Certains parents candidats à l’adoption sont en effet en situation d'être refusés par les OAA et
en risque d'adoption plus difficile, car trop âgés ou déjà parents. Cela serait aussi le cas si
l'adoption venait à être autorisée en France pour des couples homosexuels, car une telle
adoption est refusée par la presque totalité des pays d'origine.
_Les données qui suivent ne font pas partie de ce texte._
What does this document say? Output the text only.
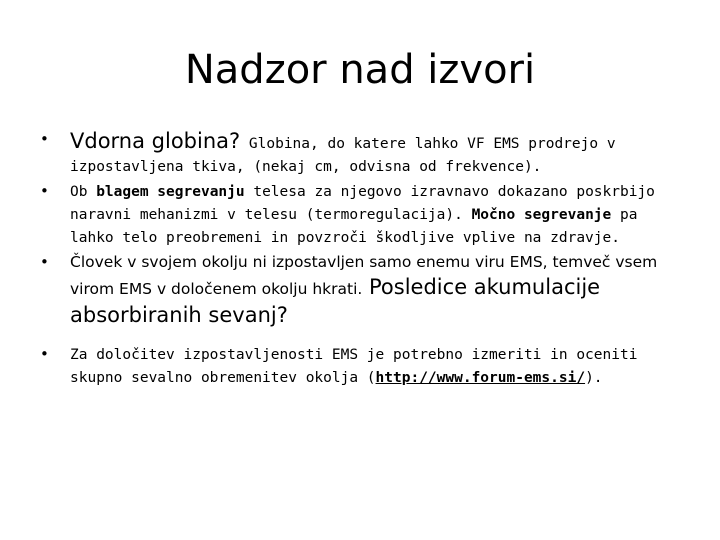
Nadzor nad izvori
• Vdorna globina? Globina, do katere lahko VF EMS prodrejo v izpostavljena tkiva, (nekaj cm, odvisna od frekvence).
• Ob blagem segrevanju telesa za njegovo izravnavo dokazano poskrbijo naravni mehanizmi v telesu (termoregulacija). Močno segrevanje pa lahko telo preobremeni in povzroči škodljive vplive na zdravje.
• Človek v svojem okolju ni izpostavljen samo enemu viru EMS, temveč vsem virom EMS v določenem okolju hkrati. Posledice akumulacije absorbiranih sevanj?
• Za določitev izpostavljenosti EMS je potrebno izmeriti in oceniti skupno sevalno obremenitev okolja (http://www.forum-ems.si/).
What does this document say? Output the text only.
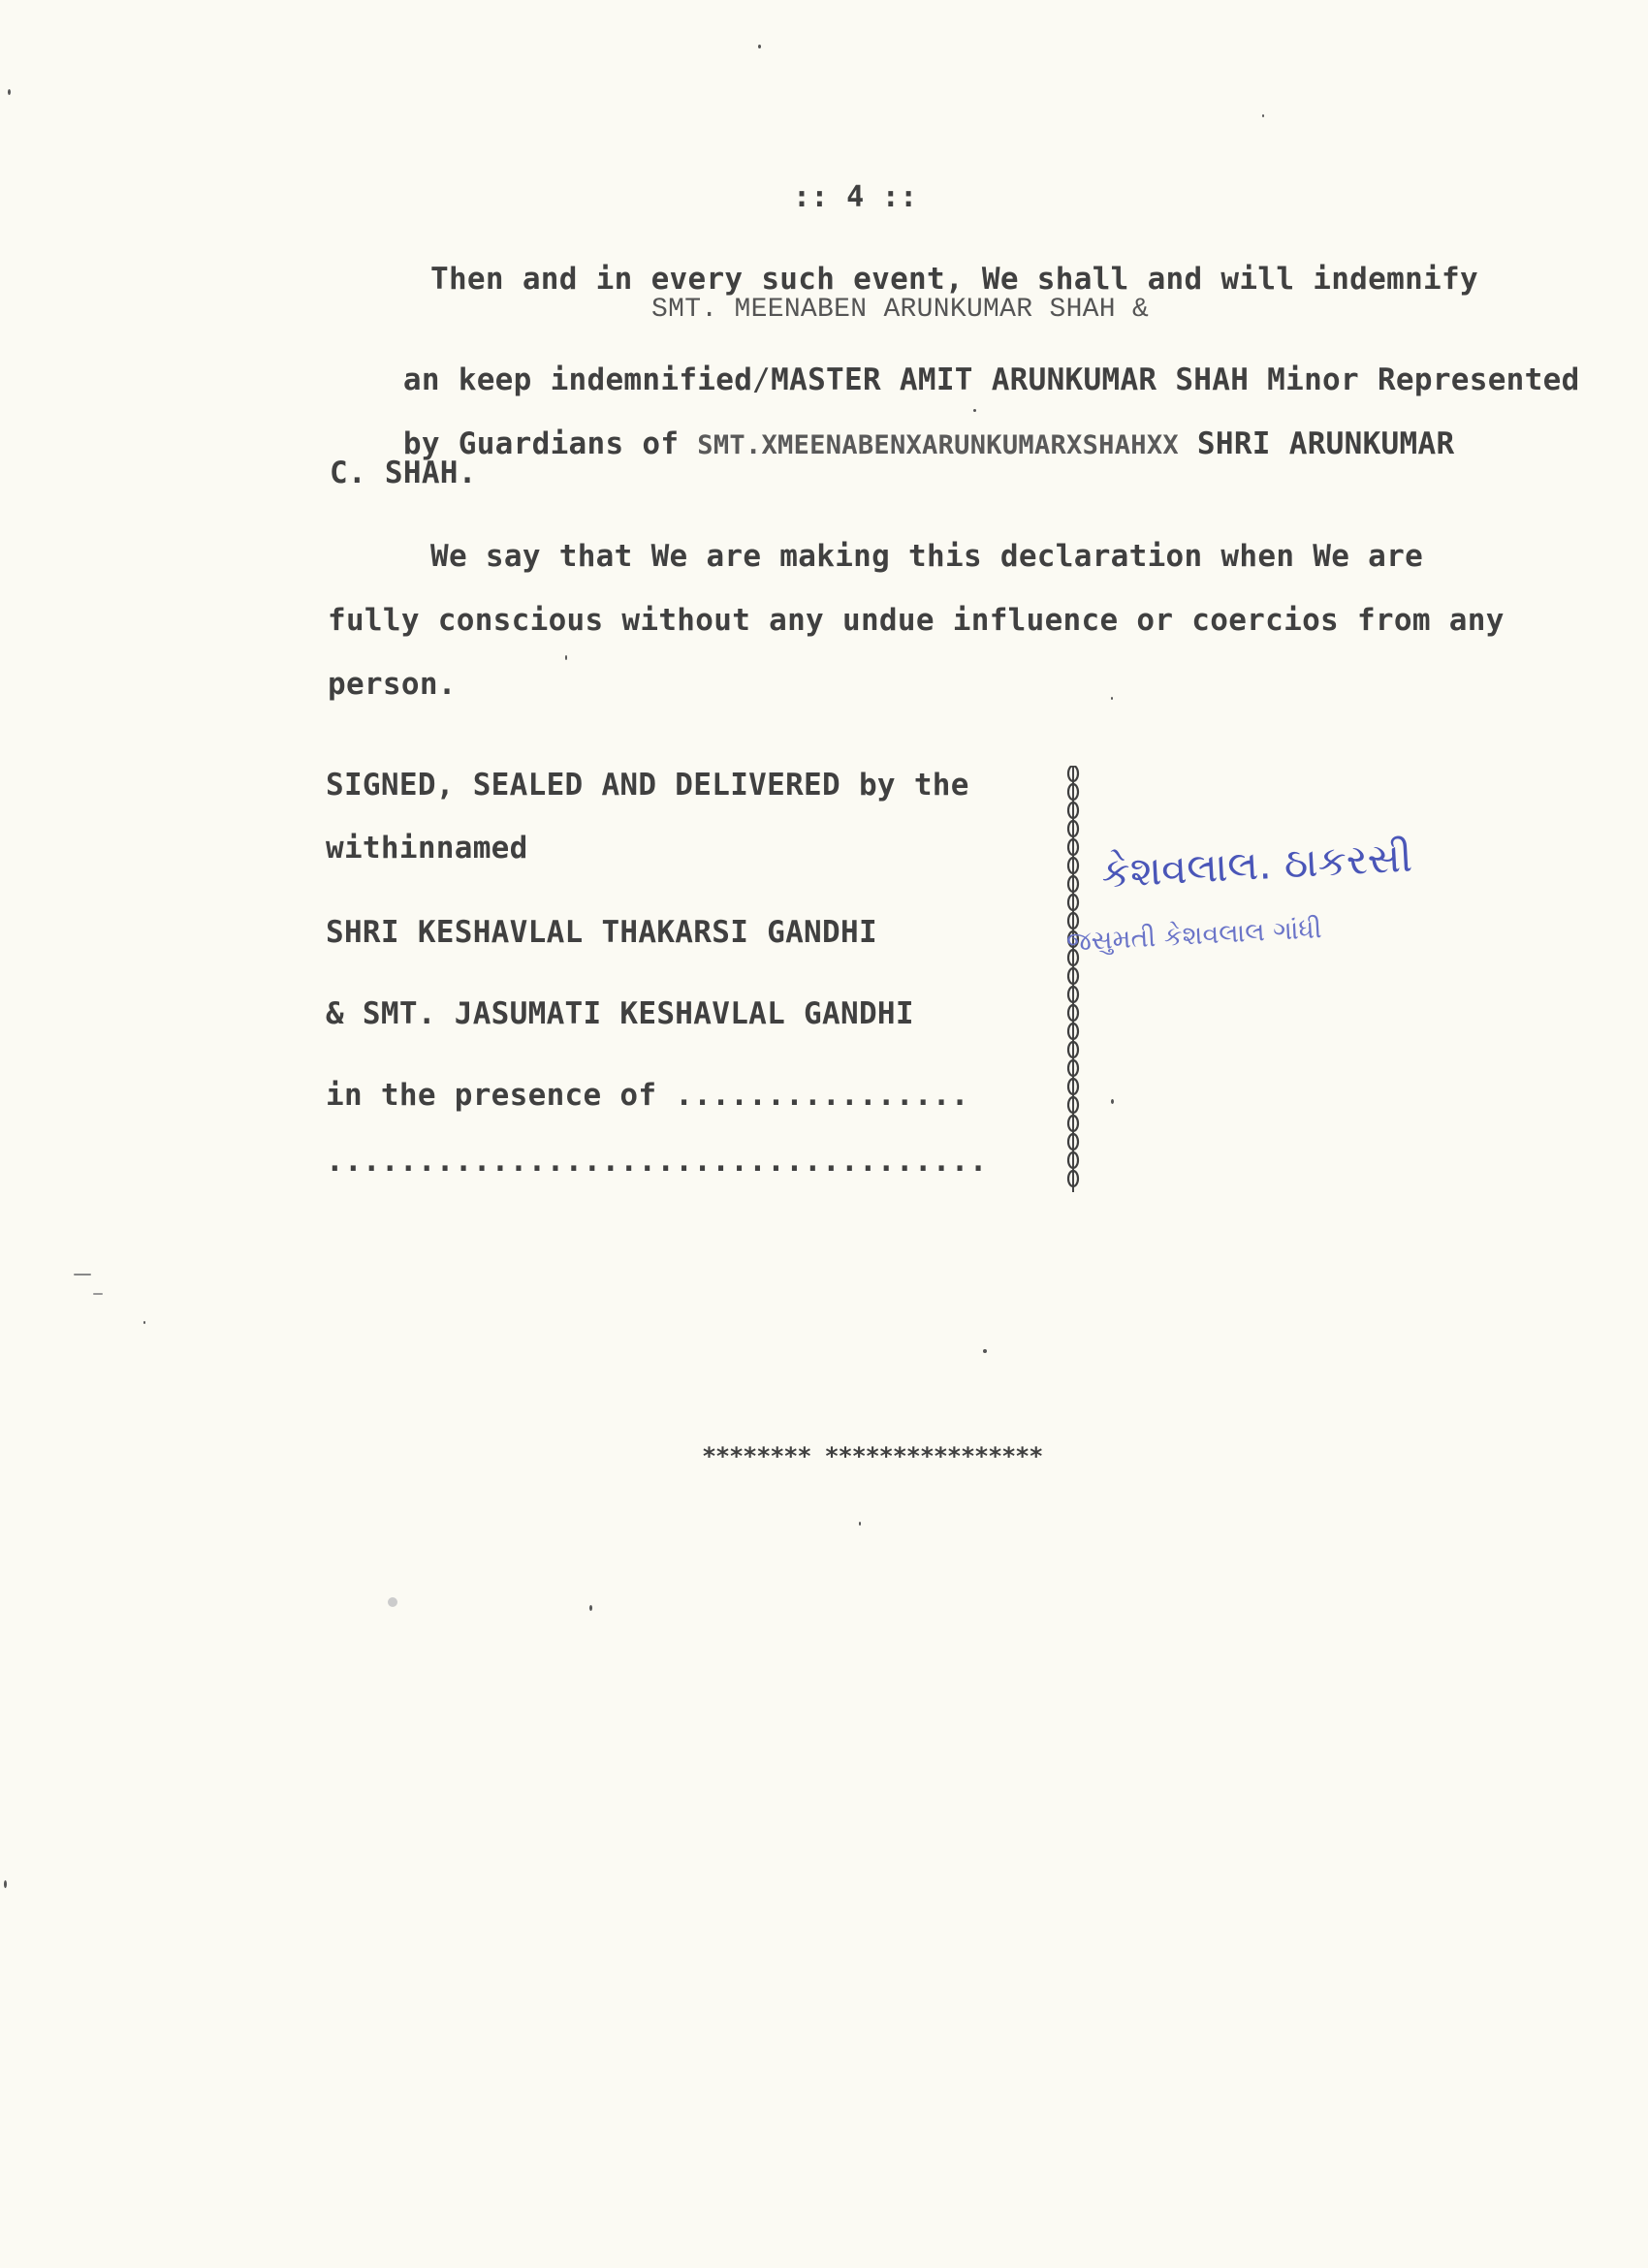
:: 4 ::
Then and in every such event, We shall and will indemnify
SMT. MEENABEN ARUNKUMAR SHAH &

an keep indemnified/MASTER AMIT ARUNKUMAR SHAH Minor Represented

by Guardians of SMT.XMEENABENXARUNKUMARXSHAHXX SHRI ARUNKUMAR

C. SHAH.
We say that We are making this declaration when We are
fully conscious without any undue influence or coercios from any
person.
SIGNED, SEALED AND DELIVERED by the
withinnamed
SHRI KESHAVLAL THAKARSI GANDHI
& SMT. JASUMATI KESHAVLAL GANDHI
in the presence of ................
....................................
કેશવલાલ. ઠાકરસી
જસુમતી કેશવલાલ ગાંધી
******** ****************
A ce propos, beaucoup d'études ont été publiées visant à montrer que les enfants de couples
homosexuels vont bien. Or parmi elles, de nombreux travaux n'ont aucune rigueur
scientifique : trop petit nombre d'enfants, recul très court, non inclusion d'adolescents,
enfants issus de milieux très privilégiés ou intellectuels, qui tendraient à démontrer que les
enfants adoptés par des couples homosexuels vont mieux que les autres (ce qui est
vraisemblable dans une famille de niveau socioculturel élevé). En fait, il serait plus honnête
de dire qu’en l’état actuel des connaissances, il est impossible de savoir si ces enfants sont
ou non en situation de souffrance. D’une façon générale, les familles sont tellement
différentes et complexes, le recul nécessaire pour bien apprécier est si long, que l'on doit
avant tout rester prudent et éviter les conclusions militantes. D’ailleurs ces études concernent
de manière très majoritaire des enfants non adoptés, alors que la filiation adoptive pose des
problèmes beaucoup plus complexes et que, de toute façon, répétons-le, actuellement aucun
pays proposant des enfants à l'adoption n'accepte l'adoption par des homosexuels. Si
l'adoption devenait possible en France pour les couples homosexuels, les extrêmes difficultés
qu'ils rencontreraient pour se voir confier un enfant renforceraient fortement le risque
d'adoption par des circuits douteux.
Rappelons également que l'adoption par des femmes célibataires n'est acceptée que par
quelques Etats et le plus souvent pour des enfants à particularité : enfants grands, malades
ou handicapés. Une célibataire dont le projet est récusé par un organisme autorisé pour
l'adoption et qui ne souhaite pas adopter un enfant à particularité sera la proie toute
désignée pour un intermédiaire mafieux, plaie de l'adoption dans quelques pays à risques.
Certaines candidatures de couples classiques sont aussi à risques et, sans être exhaustifs,
nous citerons les adoptions humanitaires, les adoptions réparation d'un secret familial, les
adoptions d'un couple chancelant, les enfants de remplacement après un décès. De plus, il
paraît souhaitable, même si l'adoption est avant tout le projet du couple, que la famille
élargie accepte l'adoption.
Notre expérience nous a appris à ne pas être favorables non plus à l'adoption contemporaine
d'une grossesse chez la mère adoptive, les conditions d'investissement de l'un des deux
enfants nous semblant à risque de ne pas être bonnes. Or il est à noter que dans l'expérience
de l'OAA de Médecins du Monde, la survenue d'une grossesse pendant l'attente de l'arrivée
d'un enfant adopté a concerné 15% des couples souffrant de stérilité primaire (observations
non publiées). Certains projets sans être découragés doivent être réfléchis : grands enfants,
enfants ayant vécu des ruptures affectives nombreuses, enfants des rues, enfants ayant
passé de longs séjours en établissements, enfants maltraités… Le jeune âge, n'est pas une
garantie d'absence de difficultés.
Dans nos consultations, certains pays pour lesquels on constate des incertitudes sur l'âge ou
d’ authentiques tricheries sont la cause de la majorité des soi disant pubertés précoces(
Choulot, Moustey, 2002)2. Nous craignons en particulier l'adoption d'un enfant non conforme
aux espoirs ou aux projets des parents : enfant grand pour des parents voulant un petit,
enfant dont le handicap ou la maladie ont été cachés, enfant ayant beaucoup souffert et à qui
on va trop demander, notamment sur le plan scolaire. De nombreux parents méconnaissent
la réalité de l'adoption : au Brésil, les enfants adoptables ont souvent la peau foncée, en
Bulgarie, la majorité des enfants confiés sont d'origine Tzigane…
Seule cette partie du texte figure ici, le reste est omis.